Эпизод из жизни ни павы, ни вороны | страница 44
— Чему вы улыбаетесь? Что я так часто зеваю? Это у меня нервное… Ах, да и в самом деле скучно что-то… а-а-а!.. Давайте поедем верхом!
Изящная лошадка, тоже необыкновенно благовоспитанная, замундштученная, с подобранной шеей, маленький галопчик, с правой ноги и с левой; потом утомление и снова зевок…
Но об этом — после.
Мне было тринадцать лет. Я был так несчастлив, что и сказать вам не могу. Отец начал хворать, матери я стал чуждаться. Гимназия давала мне казенную строгость, а мне нужны были любовь, участие. Я чувствовал какой-то стыд, пришибленность, одиночество. У меня были серьезные заботы, вроде усиленных молитв за мать, которая, по моим соображениям, не могла попасть в рай. Оттого я был очень тих. Меня постоянно хвалили за примерное поведение; а товарищи называли за это «подлизой». Можно ли после этого удивляться, что я, в видах восстановления своей репутации, издал какой-то нелепый визг и показал язык, когда раз меня вызвали на средину класса, чтобы показать товарищам во всем блеске примерного благонравия? За это меня отослали в карцер.

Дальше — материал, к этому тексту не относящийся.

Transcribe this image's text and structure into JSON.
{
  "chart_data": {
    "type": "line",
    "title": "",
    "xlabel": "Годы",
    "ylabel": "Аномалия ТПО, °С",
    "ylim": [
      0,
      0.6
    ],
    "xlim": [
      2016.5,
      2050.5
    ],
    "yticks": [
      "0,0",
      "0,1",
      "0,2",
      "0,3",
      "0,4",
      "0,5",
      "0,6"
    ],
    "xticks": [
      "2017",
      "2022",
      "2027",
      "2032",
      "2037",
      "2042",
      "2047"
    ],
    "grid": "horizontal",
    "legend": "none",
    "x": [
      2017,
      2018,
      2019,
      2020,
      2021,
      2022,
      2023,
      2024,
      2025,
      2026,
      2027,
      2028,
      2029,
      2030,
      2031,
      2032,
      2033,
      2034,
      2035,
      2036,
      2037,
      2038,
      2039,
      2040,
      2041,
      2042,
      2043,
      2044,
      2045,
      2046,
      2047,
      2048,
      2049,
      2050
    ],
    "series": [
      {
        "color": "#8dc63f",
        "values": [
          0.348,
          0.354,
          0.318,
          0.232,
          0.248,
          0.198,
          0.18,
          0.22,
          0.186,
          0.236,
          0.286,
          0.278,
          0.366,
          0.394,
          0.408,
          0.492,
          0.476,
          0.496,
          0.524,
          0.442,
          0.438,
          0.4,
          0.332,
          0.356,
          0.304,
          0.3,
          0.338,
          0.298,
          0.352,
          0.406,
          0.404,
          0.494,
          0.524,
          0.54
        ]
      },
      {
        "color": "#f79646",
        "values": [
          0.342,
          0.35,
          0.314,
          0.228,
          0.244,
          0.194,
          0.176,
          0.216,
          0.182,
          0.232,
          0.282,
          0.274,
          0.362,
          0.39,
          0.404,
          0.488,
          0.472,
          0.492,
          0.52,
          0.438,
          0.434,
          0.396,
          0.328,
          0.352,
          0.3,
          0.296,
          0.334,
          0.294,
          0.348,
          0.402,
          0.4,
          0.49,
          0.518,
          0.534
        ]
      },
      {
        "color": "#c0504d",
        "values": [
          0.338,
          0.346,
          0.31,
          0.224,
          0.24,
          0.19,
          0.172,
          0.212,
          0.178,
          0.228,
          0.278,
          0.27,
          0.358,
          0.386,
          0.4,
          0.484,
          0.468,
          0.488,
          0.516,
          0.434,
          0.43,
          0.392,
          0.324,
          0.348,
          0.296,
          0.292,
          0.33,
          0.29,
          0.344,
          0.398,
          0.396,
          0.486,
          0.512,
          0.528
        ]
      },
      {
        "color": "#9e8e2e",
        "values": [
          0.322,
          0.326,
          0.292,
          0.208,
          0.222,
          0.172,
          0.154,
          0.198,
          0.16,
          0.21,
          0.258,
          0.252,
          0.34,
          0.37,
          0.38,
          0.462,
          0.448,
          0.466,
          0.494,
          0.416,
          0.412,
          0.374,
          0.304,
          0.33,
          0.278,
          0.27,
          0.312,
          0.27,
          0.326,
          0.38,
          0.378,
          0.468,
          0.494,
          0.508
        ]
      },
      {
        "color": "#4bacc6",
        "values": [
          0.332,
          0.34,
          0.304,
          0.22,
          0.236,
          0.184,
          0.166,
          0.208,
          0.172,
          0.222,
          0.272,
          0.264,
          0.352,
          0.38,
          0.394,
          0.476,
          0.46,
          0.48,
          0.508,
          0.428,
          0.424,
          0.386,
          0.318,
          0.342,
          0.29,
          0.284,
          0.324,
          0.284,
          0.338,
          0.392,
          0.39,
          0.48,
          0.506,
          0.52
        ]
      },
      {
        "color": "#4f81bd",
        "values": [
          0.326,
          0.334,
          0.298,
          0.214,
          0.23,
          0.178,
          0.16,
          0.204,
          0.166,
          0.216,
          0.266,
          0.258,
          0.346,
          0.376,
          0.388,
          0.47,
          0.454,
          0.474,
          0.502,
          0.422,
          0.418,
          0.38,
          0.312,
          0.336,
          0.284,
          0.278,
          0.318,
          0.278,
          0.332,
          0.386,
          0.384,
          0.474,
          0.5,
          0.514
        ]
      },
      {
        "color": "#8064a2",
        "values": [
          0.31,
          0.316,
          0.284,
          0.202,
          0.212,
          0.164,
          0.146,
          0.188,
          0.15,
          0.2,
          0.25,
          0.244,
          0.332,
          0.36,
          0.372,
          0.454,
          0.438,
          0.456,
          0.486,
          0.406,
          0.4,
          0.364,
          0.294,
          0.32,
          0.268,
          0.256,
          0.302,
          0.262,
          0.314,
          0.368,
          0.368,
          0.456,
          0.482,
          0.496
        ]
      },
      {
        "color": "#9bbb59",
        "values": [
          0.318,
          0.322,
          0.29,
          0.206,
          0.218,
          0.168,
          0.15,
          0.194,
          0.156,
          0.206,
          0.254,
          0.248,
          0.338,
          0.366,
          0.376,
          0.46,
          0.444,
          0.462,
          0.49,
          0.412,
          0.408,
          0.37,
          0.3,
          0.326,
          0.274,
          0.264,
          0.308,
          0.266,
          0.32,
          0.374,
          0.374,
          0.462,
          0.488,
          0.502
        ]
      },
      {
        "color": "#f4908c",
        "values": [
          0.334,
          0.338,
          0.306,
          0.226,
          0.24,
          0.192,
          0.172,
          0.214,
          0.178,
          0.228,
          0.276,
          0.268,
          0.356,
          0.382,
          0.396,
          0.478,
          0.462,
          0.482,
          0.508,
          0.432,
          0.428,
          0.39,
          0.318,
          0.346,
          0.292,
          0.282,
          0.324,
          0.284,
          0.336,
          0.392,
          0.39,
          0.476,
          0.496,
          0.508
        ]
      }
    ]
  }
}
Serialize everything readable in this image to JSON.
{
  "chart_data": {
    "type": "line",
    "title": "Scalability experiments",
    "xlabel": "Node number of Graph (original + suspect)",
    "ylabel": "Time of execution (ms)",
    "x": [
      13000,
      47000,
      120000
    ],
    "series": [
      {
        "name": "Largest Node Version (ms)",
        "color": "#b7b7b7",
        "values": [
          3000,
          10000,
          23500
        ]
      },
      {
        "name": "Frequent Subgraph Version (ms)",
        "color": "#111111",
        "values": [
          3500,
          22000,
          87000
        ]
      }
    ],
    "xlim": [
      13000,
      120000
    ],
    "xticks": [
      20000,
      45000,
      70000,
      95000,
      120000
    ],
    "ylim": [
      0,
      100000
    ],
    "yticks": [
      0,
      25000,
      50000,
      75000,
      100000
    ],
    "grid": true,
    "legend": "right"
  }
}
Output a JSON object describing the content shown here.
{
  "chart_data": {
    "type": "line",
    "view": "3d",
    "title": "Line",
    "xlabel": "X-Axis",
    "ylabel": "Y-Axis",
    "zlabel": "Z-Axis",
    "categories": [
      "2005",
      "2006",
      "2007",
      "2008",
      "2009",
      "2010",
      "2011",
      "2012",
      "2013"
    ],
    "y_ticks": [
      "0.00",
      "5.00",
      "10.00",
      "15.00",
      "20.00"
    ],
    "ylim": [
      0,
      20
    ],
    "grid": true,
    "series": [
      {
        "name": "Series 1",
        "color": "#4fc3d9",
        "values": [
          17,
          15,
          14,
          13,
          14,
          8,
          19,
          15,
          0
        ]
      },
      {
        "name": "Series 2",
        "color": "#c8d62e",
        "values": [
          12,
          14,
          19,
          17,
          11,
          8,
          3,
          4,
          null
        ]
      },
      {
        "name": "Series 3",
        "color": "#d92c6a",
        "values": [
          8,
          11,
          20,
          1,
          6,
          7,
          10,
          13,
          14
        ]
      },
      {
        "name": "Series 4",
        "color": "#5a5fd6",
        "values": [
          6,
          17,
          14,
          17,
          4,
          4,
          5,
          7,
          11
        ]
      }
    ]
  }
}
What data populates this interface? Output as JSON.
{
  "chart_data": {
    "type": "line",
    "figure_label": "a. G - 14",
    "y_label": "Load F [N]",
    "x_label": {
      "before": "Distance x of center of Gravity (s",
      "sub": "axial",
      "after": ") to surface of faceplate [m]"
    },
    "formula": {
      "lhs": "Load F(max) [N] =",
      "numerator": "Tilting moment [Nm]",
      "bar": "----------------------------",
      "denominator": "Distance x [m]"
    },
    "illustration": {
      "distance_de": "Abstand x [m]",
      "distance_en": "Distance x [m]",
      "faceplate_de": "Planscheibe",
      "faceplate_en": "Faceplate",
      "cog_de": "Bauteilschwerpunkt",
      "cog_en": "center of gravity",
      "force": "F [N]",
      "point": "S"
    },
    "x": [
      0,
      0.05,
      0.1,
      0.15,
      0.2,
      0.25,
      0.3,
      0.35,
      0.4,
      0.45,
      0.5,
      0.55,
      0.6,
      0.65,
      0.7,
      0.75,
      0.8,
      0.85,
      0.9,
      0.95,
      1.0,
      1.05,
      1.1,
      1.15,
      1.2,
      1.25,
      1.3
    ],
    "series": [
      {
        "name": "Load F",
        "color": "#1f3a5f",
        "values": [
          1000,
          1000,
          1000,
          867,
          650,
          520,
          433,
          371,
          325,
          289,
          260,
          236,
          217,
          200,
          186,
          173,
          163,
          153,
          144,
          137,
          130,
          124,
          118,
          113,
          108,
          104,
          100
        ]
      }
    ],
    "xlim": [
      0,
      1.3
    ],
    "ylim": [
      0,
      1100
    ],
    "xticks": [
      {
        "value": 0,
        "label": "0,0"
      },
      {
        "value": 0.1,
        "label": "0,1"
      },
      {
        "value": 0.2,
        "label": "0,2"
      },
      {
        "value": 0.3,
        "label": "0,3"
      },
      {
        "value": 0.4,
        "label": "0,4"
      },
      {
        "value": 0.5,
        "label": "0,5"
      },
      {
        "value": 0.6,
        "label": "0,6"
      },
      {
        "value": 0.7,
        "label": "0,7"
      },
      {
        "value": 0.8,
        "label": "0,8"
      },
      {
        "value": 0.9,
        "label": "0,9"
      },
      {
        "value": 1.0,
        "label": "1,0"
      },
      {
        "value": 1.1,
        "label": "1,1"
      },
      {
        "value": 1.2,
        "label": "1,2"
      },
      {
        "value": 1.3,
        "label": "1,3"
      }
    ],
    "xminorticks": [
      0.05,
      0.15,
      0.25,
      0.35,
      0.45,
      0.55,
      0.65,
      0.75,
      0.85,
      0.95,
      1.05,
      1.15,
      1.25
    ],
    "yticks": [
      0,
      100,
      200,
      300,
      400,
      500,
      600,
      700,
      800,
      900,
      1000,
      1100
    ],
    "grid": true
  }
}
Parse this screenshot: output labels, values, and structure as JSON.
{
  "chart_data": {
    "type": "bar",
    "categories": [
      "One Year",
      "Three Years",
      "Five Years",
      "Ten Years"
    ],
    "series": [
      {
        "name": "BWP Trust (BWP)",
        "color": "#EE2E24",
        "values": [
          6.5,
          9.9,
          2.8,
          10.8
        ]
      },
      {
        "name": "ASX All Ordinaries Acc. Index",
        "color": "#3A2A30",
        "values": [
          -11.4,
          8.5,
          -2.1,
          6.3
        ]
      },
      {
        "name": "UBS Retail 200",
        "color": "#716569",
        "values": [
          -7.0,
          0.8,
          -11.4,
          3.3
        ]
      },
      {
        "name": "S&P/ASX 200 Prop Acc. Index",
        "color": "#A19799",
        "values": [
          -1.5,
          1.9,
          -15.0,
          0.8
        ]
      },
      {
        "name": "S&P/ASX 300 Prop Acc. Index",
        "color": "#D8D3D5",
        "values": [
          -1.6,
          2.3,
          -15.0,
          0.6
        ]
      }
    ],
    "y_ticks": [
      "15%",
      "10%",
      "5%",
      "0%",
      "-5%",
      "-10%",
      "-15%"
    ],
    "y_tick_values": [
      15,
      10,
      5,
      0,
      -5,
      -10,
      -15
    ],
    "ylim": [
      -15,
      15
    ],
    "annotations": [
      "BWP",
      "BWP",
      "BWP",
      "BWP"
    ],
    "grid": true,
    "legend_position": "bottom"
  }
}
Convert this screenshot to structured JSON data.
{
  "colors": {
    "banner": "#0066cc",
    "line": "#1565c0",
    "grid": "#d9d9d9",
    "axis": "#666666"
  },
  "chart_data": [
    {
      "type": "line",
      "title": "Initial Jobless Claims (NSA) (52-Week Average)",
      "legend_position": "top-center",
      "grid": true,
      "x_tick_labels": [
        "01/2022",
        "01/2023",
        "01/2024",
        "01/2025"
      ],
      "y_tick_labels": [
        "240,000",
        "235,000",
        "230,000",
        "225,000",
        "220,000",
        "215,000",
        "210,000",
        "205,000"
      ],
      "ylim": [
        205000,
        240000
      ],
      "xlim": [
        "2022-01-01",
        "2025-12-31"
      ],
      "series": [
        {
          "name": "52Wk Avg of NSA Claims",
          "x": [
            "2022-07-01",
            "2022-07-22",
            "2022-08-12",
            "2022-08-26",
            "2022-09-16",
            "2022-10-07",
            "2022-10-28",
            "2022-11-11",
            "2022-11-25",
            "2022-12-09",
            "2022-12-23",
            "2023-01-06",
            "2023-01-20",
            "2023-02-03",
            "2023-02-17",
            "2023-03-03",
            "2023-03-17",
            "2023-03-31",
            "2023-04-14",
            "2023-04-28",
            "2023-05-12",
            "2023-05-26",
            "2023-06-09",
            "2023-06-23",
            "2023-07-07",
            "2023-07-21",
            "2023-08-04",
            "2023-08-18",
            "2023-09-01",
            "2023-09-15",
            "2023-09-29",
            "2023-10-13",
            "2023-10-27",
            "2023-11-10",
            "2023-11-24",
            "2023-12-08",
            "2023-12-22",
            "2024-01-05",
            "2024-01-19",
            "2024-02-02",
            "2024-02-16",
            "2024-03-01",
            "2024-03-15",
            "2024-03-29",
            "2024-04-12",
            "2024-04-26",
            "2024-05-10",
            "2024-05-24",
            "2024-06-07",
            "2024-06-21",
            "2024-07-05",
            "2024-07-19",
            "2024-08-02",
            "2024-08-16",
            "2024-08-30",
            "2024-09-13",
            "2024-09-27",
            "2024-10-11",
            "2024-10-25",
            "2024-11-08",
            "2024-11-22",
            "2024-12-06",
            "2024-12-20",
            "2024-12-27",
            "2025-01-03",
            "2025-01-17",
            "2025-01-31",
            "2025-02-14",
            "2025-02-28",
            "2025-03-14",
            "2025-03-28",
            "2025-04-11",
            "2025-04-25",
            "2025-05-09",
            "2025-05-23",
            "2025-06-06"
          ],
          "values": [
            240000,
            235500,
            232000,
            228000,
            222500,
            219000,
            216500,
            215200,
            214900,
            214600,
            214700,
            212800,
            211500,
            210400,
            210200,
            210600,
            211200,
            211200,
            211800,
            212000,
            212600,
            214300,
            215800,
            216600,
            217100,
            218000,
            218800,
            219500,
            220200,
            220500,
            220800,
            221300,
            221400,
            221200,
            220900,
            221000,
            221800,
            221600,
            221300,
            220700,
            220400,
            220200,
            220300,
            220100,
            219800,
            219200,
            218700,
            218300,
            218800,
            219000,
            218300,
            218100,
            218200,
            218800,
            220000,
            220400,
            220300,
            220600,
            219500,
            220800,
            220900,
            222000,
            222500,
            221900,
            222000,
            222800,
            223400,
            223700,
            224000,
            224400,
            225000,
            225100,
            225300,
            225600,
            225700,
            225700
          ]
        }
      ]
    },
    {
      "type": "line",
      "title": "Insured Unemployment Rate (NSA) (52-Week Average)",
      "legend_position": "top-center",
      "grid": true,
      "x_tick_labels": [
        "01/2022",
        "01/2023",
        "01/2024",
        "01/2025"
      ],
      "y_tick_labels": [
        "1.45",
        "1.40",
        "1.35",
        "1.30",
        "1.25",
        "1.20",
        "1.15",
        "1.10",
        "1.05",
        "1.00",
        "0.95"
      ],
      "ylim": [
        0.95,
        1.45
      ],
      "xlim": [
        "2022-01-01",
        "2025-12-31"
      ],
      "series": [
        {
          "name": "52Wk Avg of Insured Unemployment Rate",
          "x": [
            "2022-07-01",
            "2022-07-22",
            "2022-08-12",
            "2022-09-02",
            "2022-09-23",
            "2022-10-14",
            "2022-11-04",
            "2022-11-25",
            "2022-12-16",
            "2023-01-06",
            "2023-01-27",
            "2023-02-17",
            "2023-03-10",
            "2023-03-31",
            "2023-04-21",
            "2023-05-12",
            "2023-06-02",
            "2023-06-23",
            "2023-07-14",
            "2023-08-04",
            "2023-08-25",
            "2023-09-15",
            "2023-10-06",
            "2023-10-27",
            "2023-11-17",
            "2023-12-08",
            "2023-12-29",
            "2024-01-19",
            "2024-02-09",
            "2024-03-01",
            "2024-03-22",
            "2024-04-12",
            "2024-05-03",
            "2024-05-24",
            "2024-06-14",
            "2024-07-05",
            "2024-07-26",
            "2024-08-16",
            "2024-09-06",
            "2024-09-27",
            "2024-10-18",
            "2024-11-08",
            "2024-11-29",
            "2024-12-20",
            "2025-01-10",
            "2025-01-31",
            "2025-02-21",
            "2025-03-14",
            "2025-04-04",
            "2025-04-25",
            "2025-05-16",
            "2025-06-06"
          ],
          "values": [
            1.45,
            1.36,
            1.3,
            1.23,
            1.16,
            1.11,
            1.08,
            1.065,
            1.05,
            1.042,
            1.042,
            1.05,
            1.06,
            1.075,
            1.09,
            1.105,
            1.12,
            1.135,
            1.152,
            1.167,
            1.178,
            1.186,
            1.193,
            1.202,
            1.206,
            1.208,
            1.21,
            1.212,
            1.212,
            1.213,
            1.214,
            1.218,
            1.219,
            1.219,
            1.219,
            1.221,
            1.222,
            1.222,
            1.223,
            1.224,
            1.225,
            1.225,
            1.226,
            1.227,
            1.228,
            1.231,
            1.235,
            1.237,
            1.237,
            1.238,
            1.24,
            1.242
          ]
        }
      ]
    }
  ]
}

Это была для меня высокая, торжественная минута. Я чувствовал себя героем. Недоставало только страданий, потому что нельзя же назвать страданиями — просидеть сутки в темной комнате, на деревянном сундуке вместо кровати и дивана, да еще не при абсолютном голоде, потому что меня заботливо снабдили кружкой воды и краюхой хлеба. Мне хотелось бы, чтобы меня били, щипали. Тут во мне окончательно созрело решение — удалиться от мира, поселиться в пустыне и надеть вериги. Я вышел из карцера с сознанием того спокойствия и силы, которую всегда чувствует человек, когда у него имеется высокая цель жизни. Оставалось только подождать до благоприятного времени; но неожиданный случай заставил меня эмигрировать в Америку.
Злючка уже давно подбивал меня на это предприятие, но я, конечно, не решился бы, если б не Володька курносый. Скверный, рыжий, вихрастый мальчуган! Он украл у меня карандаш, можно сказать, пред самым моим носом.
— Отдай сейчас! — крикнул я, хватая его за руку.
— А если не отдам?
— Не отдашь, так — вот! — Я показал ему кулак.
— Ты не очень-то, — съежился он, — у тебя мать — пьяница!
Меня всего бросило в жар. Глаза заволокло туманом, я ничего не видел, не чувствовал. Когда я пришел в себя, Володьки уж не было. Я решился.
Стояло пахучее майское утро. Восток только что загорался. Город спал. Природа как будто замерла от страха при виде нашего дерзкого замысла: на небе — ни одного облачка, в прохладном воздухе — ни малейшего движения. Мы, эмигранты, шли скорым шагом, не оборачиваясь и не разговаривая: боялись погони. Наши лица были озабочены, сердца громко стучали.